Young, scrappy and hungry: March 2019 Editorial

Cameron Bray
Friday, March 1, 2019

It's very possible that you are reading a free copy that you've picked up at the Music & Drama Education Expo. If that's the case, I hope that Expo proves to be a great experience.

As Expo is busy celebrating the very best of music education, things are not looking so good on the other side of London. Newham council's radical ‘Every Child’ (EC) programme is set to be cut amid budget cuts and accusations of financial mismanagement in certain divisions of the council. If you're not aware, the EC programme has been running since 2010, providing theatre trips, chess classes, music lessons and sports to children throughout the borough. Roughly 90% of its £2.5m annual budget goes towards the music strand, which includes providing every Year 6 child with an instrument.

When launching EC, the previous mayor of Newham Robin Wales said: ‘The middle classes do it for their kids. Why shouldn't we do it for all our kids?’ Having heard the borough's current mayor, Rokhsana Fiaz, speak passionately about EC at Music Mark's Summer Summit in 2018, it would be a shame for her council to cut it so readily.

The council's official line is that the programme isn't having the same ‘huge impact [on] children's learning’ as its programme for providing a hot lunch for every child in the borough. If you're going to compare music, as wonderful as it is, to basic nutritional needs then it will always come up short – such a comparison is deeply unfair and pits the two programmes into needless opposition. It is a distraction tactic and nothing more.

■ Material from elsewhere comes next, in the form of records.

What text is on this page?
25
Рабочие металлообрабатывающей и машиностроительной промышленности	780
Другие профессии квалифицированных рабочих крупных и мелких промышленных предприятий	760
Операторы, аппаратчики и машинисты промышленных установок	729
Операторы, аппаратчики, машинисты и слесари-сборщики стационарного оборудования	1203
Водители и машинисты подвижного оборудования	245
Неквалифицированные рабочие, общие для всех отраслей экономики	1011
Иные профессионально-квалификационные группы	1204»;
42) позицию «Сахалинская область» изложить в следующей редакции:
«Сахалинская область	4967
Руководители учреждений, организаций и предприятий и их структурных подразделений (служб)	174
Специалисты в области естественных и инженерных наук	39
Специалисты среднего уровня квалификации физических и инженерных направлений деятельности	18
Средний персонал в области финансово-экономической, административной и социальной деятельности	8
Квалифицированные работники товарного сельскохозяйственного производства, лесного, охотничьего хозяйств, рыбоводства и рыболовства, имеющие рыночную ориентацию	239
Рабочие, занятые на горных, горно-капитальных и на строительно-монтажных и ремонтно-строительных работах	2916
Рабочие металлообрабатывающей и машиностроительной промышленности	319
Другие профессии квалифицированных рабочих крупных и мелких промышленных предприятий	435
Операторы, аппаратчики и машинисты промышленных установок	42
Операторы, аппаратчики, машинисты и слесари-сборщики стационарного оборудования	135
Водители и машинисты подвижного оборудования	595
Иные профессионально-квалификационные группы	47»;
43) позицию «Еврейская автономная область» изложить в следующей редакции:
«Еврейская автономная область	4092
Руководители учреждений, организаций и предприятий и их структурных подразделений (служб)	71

Perhaps savings can be found within the programme – and I wouldn't shy away from exploring that possibility – but this all-or-nothing approach to ECaM will have a devastating impact on the borough and beyond. There is a growing list of prominent musicians who have backed calls for a similar scheme to be trialled nationally and its failure in Newham could stop the idea in its tracks. The Musicians’ Union's general secretary Horace Trubridge sums it up best: ‘The real losers in this scenario are the very people that Newham council [claims it wants] to help – namely the kids from poorer backgrounds.’

The kids of Newham are the kids of Salford are the kids of Glasgow are the kids of Wrexham. They deserve, and should expect, nourishment of their bodies and their minds.